Oggi chi comanda non è più la poesia, il bel dipinto, la bella musica, la bella letteratura, il bello è sempre stato e sempre sarà una cosa rara. Oggi comanda il profitto, e il profitto decide se una cosa o una persona – messi sullo stesso piano – sono belli o brutti, buoni o cattivi, meritevoli o meno, in quanto generano o possono generare profitto. Più si abbassano le “pretese” di volere cose e persone belle – ben fatte -, più aumenta la possibilità di stare sulla piazza del mercato; sempre più un mercato di sole vacche. Più merce disponibile, più profitto, più denaro, più corruzione, più di tutto e meno di bello, meno di ben fatto, meno di buono.
Perché la pittura, la bella e nobile pittura è forse un bene consumabile? In teoria no, ma in pratica sì, da sempre. Così è per la musica, per la letteratura, per il cinema, il teatro. Da sempre la colta teoria ha fatto a pugni con la cruda realtà.

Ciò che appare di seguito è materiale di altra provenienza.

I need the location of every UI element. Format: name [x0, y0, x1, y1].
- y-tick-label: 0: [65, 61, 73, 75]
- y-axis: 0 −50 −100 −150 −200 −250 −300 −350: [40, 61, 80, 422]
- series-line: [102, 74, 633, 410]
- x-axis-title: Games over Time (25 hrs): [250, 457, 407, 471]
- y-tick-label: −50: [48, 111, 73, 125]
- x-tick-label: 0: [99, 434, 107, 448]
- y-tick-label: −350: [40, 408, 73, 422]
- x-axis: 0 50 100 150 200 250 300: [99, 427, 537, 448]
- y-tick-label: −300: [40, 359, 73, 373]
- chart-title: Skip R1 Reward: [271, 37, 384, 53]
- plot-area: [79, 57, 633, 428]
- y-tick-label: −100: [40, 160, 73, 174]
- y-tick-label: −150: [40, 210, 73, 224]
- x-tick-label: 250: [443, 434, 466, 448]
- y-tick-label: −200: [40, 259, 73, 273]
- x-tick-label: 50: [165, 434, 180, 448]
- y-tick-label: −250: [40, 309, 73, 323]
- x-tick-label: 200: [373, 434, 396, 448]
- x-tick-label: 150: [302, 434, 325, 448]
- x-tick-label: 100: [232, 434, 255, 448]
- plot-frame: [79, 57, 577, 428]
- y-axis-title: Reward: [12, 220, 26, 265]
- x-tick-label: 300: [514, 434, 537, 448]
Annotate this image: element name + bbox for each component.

L'intensità – purezza e nobiltà d'animo – nell'arte genera poesia. Anche quando nell'arte “l'intensità” sembra assumere una valenza di aggressività, di cattiveria e di rabbia perfino, se ben orchestrata, se fatta/usata con sapienza, genera poesia.
La poesia, nell'arte, non è necessariamente sinonimo di leggerezza o di semplicità compositiva, per quanto armonica e ben fatta, al contrario. Più è forte e intensa la gestualità, l'espressività che personalizza e caratterizza il soggetto – artista -, più risulta forte e intensa la sua poesia.

Sento troppi giovani ventenni già proiettati sotto i riflettori della pubblica notorietà, affermare che la loro arte rappresenta la loro storia, la loro sofferenza, il loro vissuto, e rispecchia inoltre la realtà in cui si trovano a vivere; loro malgrado aggiungo io.
Ora, fermo restando che si può benissimo aver già sofferto molto a vent'anni e non avere mai sofferto a ottanta, io mi chiedo cosa sto ancora cercando e aspettando per affermare, senza farmi più tanti scrupoli, che la mia sofferenza porta sulle spalle oltre sessantaquattro anni di compiti fatti ed esami superati brillantemente.

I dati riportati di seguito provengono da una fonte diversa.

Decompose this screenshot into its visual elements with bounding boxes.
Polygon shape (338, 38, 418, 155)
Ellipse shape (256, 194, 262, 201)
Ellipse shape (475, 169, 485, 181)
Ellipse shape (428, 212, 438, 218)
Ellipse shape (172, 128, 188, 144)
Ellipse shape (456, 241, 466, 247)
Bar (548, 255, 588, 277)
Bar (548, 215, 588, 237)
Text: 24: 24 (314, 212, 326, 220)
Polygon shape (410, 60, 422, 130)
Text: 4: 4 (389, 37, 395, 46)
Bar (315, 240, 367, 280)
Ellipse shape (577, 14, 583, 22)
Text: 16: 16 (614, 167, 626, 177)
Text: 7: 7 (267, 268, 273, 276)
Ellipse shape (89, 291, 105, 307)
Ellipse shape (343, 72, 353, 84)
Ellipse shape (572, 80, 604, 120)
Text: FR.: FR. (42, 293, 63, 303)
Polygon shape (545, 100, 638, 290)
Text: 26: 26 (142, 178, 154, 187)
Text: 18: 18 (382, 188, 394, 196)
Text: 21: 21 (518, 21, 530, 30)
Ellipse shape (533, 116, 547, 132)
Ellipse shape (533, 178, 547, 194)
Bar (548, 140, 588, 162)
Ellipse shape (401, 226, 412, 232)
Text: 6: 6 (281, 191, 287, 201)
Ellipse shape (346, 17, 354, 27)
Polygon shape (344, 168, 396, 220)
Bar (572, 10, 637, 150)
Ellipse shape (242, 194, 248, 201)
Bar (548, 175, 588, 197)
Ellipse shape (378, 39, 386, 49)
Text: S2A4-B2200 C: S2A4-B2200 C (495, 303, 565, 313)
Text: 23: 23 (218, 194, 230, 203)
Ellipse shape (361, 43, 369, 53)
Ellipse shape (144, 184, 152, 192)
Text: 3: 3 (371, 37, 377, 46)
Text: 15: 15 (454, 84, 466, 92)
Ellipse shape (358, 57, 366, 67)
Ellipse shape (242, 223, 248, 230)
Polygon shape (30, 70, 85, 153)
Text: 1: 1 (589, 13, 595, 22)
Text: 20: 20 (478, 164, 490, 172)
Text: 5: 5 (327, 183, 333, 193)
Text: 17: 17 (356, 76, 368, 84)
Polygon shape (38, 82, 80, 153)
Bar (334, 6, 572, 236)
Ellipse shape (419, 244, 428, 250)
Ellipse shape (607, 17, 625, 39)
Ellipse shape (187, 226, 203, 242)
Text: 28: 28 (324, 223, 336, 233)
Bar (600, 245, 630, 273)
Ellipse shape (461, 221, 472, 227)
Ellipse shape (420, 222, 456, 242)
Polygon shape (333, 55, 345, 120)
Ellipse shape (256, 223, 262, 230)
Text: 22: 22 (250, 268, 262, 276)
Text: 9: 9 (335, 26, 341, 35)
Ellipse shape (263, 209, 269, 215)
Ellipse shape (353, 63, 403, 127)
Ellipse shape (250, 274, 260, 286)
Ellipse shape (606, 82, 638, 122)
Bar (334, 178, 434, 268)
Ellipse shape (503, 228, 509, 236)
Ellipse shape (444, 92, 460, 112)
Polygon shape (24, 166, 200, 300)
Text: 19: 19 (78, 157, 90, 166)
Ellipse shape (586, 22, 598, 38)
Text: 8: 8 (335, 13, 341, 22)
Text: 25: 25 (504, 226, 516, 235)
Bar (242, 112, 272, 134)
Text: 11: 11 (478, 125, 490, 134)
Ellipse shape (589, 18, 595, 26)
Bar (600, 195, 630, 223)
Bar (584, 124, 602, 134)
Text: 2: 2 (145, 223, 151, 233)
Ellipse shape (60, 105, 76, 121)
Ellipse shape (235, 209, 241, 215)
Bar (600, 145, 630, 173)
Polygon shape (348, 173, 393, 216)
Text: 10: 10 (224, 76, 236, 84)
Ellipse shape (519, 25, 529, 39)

Le frasi belle non dette, sono considerate sprecate solo per gli altri, per me restano i pilastri fondanti della mia inossidabile dignità.

Col mio “silenzio artistico” esprimo meglio tutto ciò che non ha più senso dire con le parole. Tanto, ormai...

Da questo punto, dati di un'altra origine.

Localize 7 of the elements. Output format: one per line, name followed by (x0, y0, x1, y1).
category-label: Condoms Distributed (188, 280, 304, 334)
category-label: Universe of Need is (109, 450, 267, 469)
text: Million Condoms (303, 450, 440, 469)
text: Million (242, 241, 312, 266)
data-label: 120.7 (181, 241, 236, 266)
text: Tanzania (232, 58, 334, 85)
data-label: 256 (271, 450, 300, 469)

Con la solitudine e la meditazione ho più tempo libero e cose belle da distribuire a tutti.

Accantonare il pensiero, spesso, permette di esprimersi con maggior scioltezza perché le parole escono con più facilità, non importa come. Io non ne sono capace.

Finisco oggi questo racconto, quando è già terminato da un mese il “22/7”, di cui andrò questa sera, sabato 17, nello Studio Fotografico di Marco e Massimiliano Bravi per fare qualche scatto. Per la performance del “22/7” ho voluto coinvolgere mia mamma, alla quale ho già chiesto il suo consenso, che mi ha subito dato, pur anticipandole a quale genere di foto si sarebbe dovuta sottoporre. Mi verrebbe da dire che, indirettamente e del tutto in buona fede, l'ho costretta, perché sapevo che mi avrebbe detto di sì, un sì incondizionato il suo. Sono consapevole che adesso lei sarebbe disposta a fare di tutto. Inutile dire che alla base di questa sua incondizionata e totale disponibilità nei miei confronti ci sta il fatto di volersi, in qualsiasi modo, discolpare per la sua assenza; e questo ci sta, si capisce molto bene. In ogni caso voglio dare a questo progetto, di cui ne sono pienamente convinto e fuori da ogni altra considerazione qui accennata, una valenza solo ed esclusivamente con finalità artistica, e sarà una cosa molto bella, molto intensa. Classico esempio di come ci si diverte lavorando, perché, per non essere ipocrita, in questo progetto c'è molto di artistico e poco di affettivo. Poi, che nell'arte ci si ricami sopra di tutto e di più, perché così facendo i ricami gettano un velo di mistero, di vedo e non vedo, di dico e non dico e di sento e non sento, per vedere, dire e sentire alla fine anche quello che non c'è, per giustificare l'ingiustificabile – non credo sia il mio caso -, questa è un'altra storia.